OOH, nice question! This word gets thrown around a lot, but almost nobody ever defines what it is; people usually just imply what it's not. I suppose there's no actual agreed-upon definition of the term, but I'll give it my best.
I feel like humans have 3 major components: the will, the intellect, and the body. These 3 components work in tandem for nearly every activity. The will demands something, the intellect finds a way to carry out that will, and the body implements that strategy. For Smash, you can divide these 3 aspects into motivation, decision-making, and technical skill. Motivation doesn't require much discussion, everyone here has a motivation to play and improve at Smash, I take it. Technical skill, to me, encompasses pretty much everything you do with your controller. Walking forward? Technical skill. Spamming fsmash? Technical skill. These aren't good on their own, but being able to perform any technique consistently constitutes technical skill in my mind. You could probably divide this category further into technical consistency and range of techniques (ideally the two would overlap completely).
Fundamentals, I feel, are everything between these 2 points of motivation and execution that occur within the game. Still, this covers a breadth of things. I'd say to a degree all aspects of fundamentals are important to every character, but as you imply, some characters lean more heavily on certain fundamental skills than others.
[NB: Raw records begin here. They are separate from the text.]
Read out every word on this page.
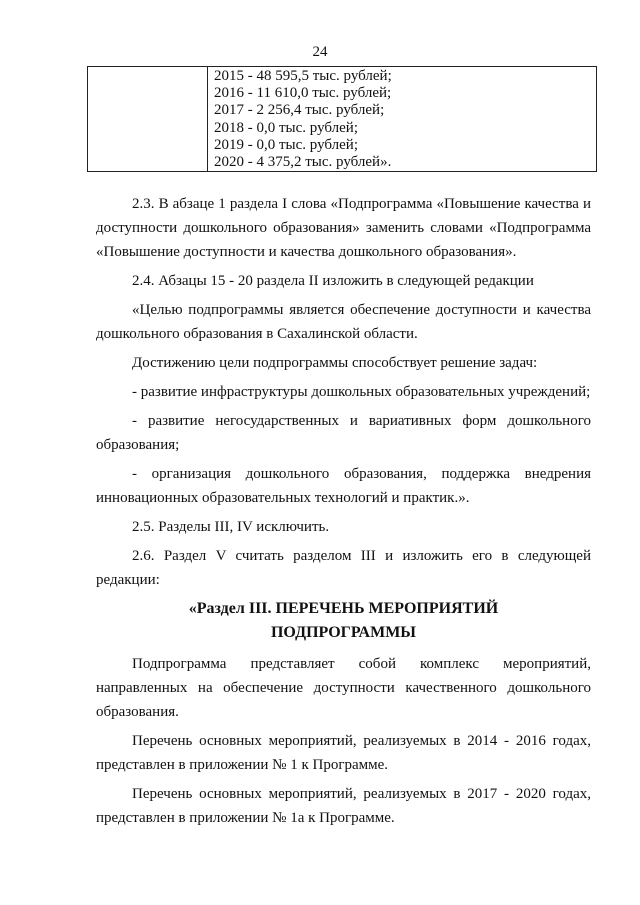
24
2015 - 48 595,5 тыс. рублей;
2016 - 11 610,0 тыс. рублей;
2017 - 2 256,4 тыс. рублей;
2018 - 0,0 тыс. рублей;
2019 - 0,0 тыс. рублей;
2020 - 4 375,2 тыс. рублей».

2.3. В абзаце 1 раздела I слова «Подпрограмма «Повышение качества и доступности дошкольного образования» заменить словами «Подпрограмма «Повышение доступности и качества дошкольного образования».

2.4. Абзацы 15 - 20 раздела II изложить в следующей редакции

«Целью подпрограммы является обеспечение доступности и качества дошкольного образования в Сахалинской области.

Достижению цели подпрограммы способствует решение задач:

- развитие инфраструктуры дошкольных образовательных учреждений;

- развитие негосударственных и вариативных форм дошкольного образования;

- организация дошкольного образования, поддержка внедрения инновационных образовательных технологий и практик.».

2.5. Разделы III, IV исключить.

2.6. Раздел V считать разделом III и изложить его в следующей редакции:

«Раздел III. ПЕРЕЧЕНЬ МЕРОПРИЯТИЙ

ПОДПРОГРАММЫ

Подпрограмма представляет собой комплекс мероприятий, направленных на обеспечение доступности качественного дошкольного образования.

Перечень основных мероприятий, реализуемых в 2014 - 2016 годах, представлен в приложении № 1 к Программе.

Перечень основных мероприятий, реализуемых в 2017 - 2020 годах, представлен в приложении № 1а к Программе.
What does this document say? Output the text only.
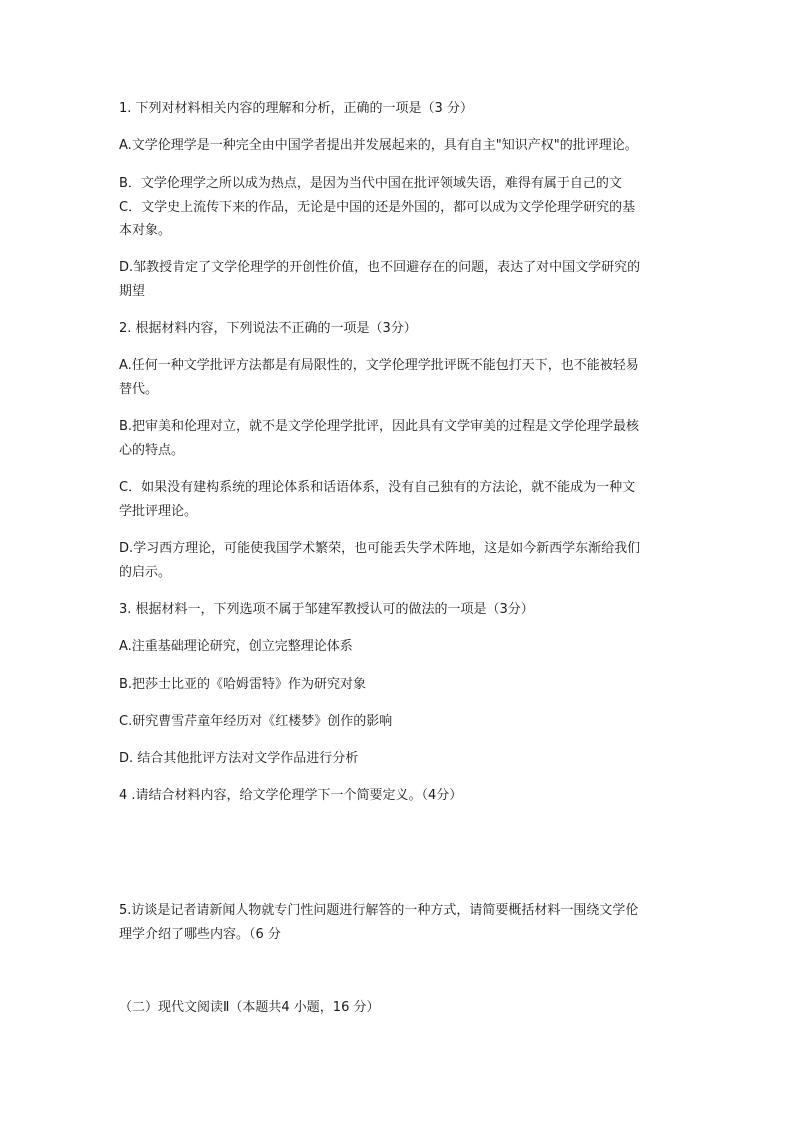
1. 下列对材料相关内容的理解和分析，正确的一项是（3 分）
A.文学伦理学是一种完全由中国学者提出并发展起来的，具有自主"知识产权"的批评理论。
B．文学伦理学之所以成为热点，是因为当代中国在批评领域失语，难得有属于自己的文
C．文学史上流传下来的作品，无论是中国的还是外国的，都可以成为文学伦理学研究的基
本对象。
D.邹教授肯定了文学伦理学的开创性价值，也不回避存在的问题，表达了对中国文学研究的
期望
2. 根据材料内容，下列说法不正确的一项是（3分）
A.任何一种文学批评方法都是有局限性的，文学伦理学批评既不能包打天下，也不能被轻易
替代。
B.把审美和伦理对立，就不是文学伦理学批评，因此具有文学审美的过程是文学伦理学最核
心的特点。
C．如果没有建构系统的理论体系和话语体系，没有自己独有的方法论，就不能成为一种文
学批评理论。
D.学习西方理论，可能使我国学术繁荣，也可能丢失学术阵地，这是如今新西学东渐给我们
的启示。
3. 根据材料一，下列选项不属于邹建军教授认可的做法的一项是（3分）
A.注重基础理论研究，创立完整理论体系
B.把莎士比亚的《哈姆雷特》作为研究对象
C.研究曹雪芹童年经历对《红楼梦》创作的影响
D. 结合其他批评方法对文学作品进行分析
4 .请结合材料内容，给文学伦理学下一个简要定义。（4分）
5.访谈是记者请新闻人物就专门性问题进行解答的一种方式，请简要概括材料一围绕文学伦
理学介绍了哪些内容。（6 分
（二）现代文阅读Ⅱ（本题共4 小题，16 分）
First, I'll list all the categories with examples that I can think of, though it's probably not an exhaustive list.
- Positioning: Keeping center stage, platform camping, standing beneath platforms to protect from aerials, moving around the stage, taking the edge vs a recovering sheik, spacing (basically positioning when the characters are at a close range)
- Move selection: Choosing attacks that will lead into more damage/combos, using strong attacks only to kill at the right percents, approaching with relatively lagless moves to avoid being punished
- Mindgames: Forming a habit and then breaking it once your opponent has adapted (Conditioning), faking out your opponent (DI left, tech right; empty shorthop to grab; run up to shield), predicting your opponent's decisions (Reading)
Now again, these skills are important for every character, but almost all characters have a focus. Marth, with his great range and movement options focuses mostly on positioning. Move selection is important, but fairly easy to learn with Marth, most of his moves pretty easily divide into the "killing" and "combo" categories, though you may have to know the percents where some moves transition from one to the other. Mindgames are important, but he doesn't depend on them nearly as much as slower characters like Bowser or Ganondorf.
To end, I want to address the big "fundamentals vs tech" debate. I think people acting as if these are on opposite ends of the spectrum are pretty stupid, saying things like "solid fundamentals beat tech skill any day". Fundamentals/tech is not a 75/25 split. It's not even a 50/50 split, it's pretty much a 100/100 split. Want to know what pure tech skill looks like? The 20XX drillshining Fox CPU. Roll past him for the easiest JV5 stock of your life. Want to know what pure fundamentals look like? PPMD's brain in a jar. He knows exactly what to do but can't perform anything. Without one, the other is literally useless. Like I mentioned at the top, tech skill is not only flashy or difficult to perform maneuvers. Wavedashes/dashdancing are technical. Chaingrabs on fox are technical. Short hop fairs, IASA dtilts, utilts without jumping first, all these things fall under technicality despite not being difficult to do. This is why players like Borp (or maybe just Borp fans) bother me, just because they draw from a small pool of techniques doesn't mean they're untechnical. Borp's timing is incredibly precise and most of his movements are executed just as he means them to be. His Sheik is not pure fundamentals, it's just a Sheik who eschews some (I'd not even say half) of her options.
Anyways, I hope this helped, I did spend way too much of this post talking about what fundamentals AREN'T, but I feel it all needed to be said.